CA COLMAR (1re ch. civ. sect. A), 14 février 2018 : RG n° 16/00725 

Publication : Jurica

 

Extrait (argument des parties) : « la nullité de la clause monétaire, alors soumise à la prescription trentenaire, est encourue en l'absence d'indexation en relation directe avec l'objet de la convention, ce qui n'est pas le cas du franc suisse, ainsi que du caractère abusif de cette clause qui impose unilatéralement aux époux Y. un règlement des échéances en francs suisses, qui constituent donc un instrument de paiement, ces modalités de règlement ayant généré un déséquilibre significatif résultant d'une augmentation constante des mensualités et de la clause d'indexation ».

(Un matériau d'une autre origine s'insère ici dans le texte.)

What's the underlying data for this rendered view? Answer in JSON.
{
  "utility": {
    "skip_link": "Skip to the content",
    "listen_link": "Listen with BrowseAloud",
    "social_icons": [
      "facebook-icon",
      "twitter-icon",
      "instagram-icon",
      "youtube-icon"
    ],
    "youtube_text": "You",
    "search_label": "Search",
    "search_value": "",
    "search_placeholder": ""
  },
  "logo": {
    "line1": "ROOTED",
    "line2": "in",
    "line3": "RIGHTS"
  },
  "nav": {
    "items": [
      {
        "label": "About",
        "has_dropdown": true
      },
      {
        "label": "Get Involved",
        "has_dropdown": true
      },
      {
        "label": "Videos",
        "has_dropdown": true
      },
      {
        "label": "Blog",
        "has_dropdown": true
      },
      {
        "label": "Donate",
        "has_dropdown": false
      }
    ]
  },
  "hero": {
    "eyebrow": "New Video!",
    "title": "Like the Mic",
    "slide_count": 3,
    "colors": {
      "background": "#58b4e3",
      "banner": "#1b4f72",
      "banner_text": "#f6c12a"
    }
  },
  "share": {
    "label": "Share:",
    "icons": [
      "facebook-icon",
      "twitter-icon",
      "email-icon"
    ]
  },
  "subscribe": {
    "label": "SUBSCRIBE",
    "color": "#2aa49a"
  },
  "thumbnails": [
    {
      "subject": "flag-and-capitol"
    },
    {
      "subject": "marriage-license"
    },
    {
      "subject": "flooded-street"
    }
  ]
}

Extrait (motifs) : « Vu l'article 189 bis, ancien, devenu L. 110-4 du code de commerce, ensemble l'article 2262 du code civil, Sur cette question, si l'action des époux Y., fondée sur l'article L. 112-2 du code monétaire et financier, visant à la nullité de la clause monétaire comme fixant la créance en monnaie étrangère, ce qui relèverait d'une indexation déguisée, relève, ainsi que l'a analysé le premier juge, d'une action en nullité absolue, il n'en reste pas moins que, s'agissant d'une action en nullité d'un acte passé entre un commerçant et un non-commerçant, celle-ci relève de l'application des dispositions précitées du code de commerce, prévoyant un délai de prescription de dix ans antérieurement à l'application de la loi du 17 juin 2008. Eu égard à la date de conclusion du contrat, l'action en nullité doit donc être jugée prescrite. »

 

RÉPUBLIQUE FRANÇAISE

AU NOM DU PEUPLE FRANÇAIS

 

COUR D’APPEL DE COLMAR

PREMIÈRE CHAMBRE CIVILE SECTION A

ARRÊT DU 14 FÉVRIER 2018

 

ÉLÉMENTS D’IDENTIFICATION DE LA DÉCISION       (N.B. : mention ne figurant pas sur l’original)

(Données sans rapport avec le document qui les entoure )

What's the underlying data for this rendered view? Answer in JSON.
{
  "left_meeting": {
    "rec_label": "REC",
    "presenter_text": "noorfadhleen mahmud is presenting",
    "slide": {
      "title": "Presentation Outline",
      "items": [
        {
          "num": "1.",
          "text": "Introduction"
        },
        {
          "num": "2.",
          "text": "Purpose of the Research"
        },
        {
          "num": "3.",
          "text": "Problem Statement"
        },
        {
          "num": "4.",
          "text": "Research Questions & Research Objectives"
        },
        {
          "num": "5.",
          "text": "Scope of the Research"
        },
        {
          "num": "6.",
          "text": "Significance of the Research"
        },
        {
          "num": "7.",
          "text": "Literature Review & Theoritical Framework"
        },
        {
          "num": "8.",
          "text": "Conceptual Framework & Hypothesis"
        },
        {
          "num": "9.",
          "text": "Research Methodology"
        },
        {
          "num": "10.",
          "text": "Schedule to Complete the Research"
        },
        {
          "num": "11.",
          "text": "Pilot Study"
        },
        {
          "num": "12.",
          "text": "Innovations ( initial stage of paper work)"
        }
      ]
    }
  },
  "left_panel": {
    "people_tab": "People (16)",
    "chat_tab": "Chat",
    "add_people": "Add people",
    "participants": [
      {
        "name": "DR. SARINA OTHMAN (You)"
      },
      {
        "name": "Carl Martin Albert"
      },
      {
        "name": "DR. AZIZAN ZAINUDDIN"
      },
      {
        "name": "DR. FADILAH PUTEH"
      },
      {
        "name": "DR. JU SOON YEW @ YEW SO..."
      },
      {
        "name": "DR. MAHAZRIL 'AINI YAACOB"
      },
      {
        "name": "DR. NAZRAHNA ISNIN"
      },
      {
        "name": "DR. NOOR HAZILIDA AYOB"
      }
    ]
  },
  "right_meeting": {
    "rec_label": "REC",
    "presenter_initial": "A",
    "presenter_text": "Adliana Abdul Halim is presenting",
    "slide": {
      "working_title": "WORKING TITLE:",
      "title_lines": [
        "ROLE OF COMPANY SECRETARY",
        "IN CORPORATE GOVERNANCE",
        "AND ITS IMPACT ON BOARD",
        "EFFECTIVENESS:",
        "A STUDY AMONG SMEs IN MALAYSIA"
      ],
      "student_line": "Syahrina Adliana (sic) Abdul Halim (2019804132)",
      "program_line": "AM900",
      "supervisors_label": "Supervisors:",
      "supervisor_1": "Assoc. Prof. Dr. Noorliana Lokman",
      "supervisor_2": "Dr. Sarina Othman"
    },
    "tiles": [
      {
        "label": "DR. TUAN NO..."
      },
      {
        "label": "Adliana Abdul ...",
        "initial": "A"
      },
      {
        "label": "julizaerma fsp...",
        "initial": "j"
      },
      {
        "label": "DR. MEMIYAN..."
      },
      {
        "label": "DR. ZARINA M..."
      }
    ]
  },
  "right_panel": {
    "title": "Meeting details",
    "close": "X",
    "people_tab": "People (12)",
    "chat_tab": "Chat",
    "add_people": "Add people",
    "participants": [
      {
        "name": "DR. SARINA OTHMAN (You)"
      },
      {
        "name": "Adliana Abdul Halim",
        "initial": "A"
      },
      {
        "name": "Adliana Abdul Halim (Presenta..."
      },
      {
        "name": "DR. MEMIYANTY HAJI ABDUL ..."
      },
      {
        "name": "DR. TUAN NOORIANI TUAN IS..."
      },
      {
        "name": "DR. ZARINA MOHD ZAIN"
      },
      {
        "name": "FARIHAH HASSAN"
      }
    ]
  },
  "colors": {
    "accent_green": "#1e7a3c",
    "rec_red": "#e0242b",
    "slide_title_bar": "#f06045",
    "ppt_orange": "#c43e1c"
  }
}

R.G. n° 1 A 16/00725. Décision déférée à la Cour : 24 novembre 2015 par le TRIBUNAL DE GRANDE INSTANCE DE MULHOUSE.

 

APPELANTE - INTIMÉE INCIDEMMENT :

CAISSE DE CRÉDIT MUTUEL MULHOUSE EUROPE

prise en la personne de son représentant légal, Représentée par Maître E. A., avocat à la Cour

 

INTIMÉS - APPELANTES INCIDEMMENT :

Madame X. épouse Y.

[minute page 2] Représentés par Maître Katja MAKOWSKI, avocat à la Cour, Avocat plaidant : Maître MONOD, avocat à STRASBOURG

 

COMPOSITION DE LA COUR : L'affaire a été débattue le 6 décembre 2017, en audience publique, devant la Cour composée de : Mme J., Conseillère faisant fonction de Présidente, M. ROUBLOT, Conseiller, entendu en son rapport, Mme I., Conseillère, qui en ont délibéré.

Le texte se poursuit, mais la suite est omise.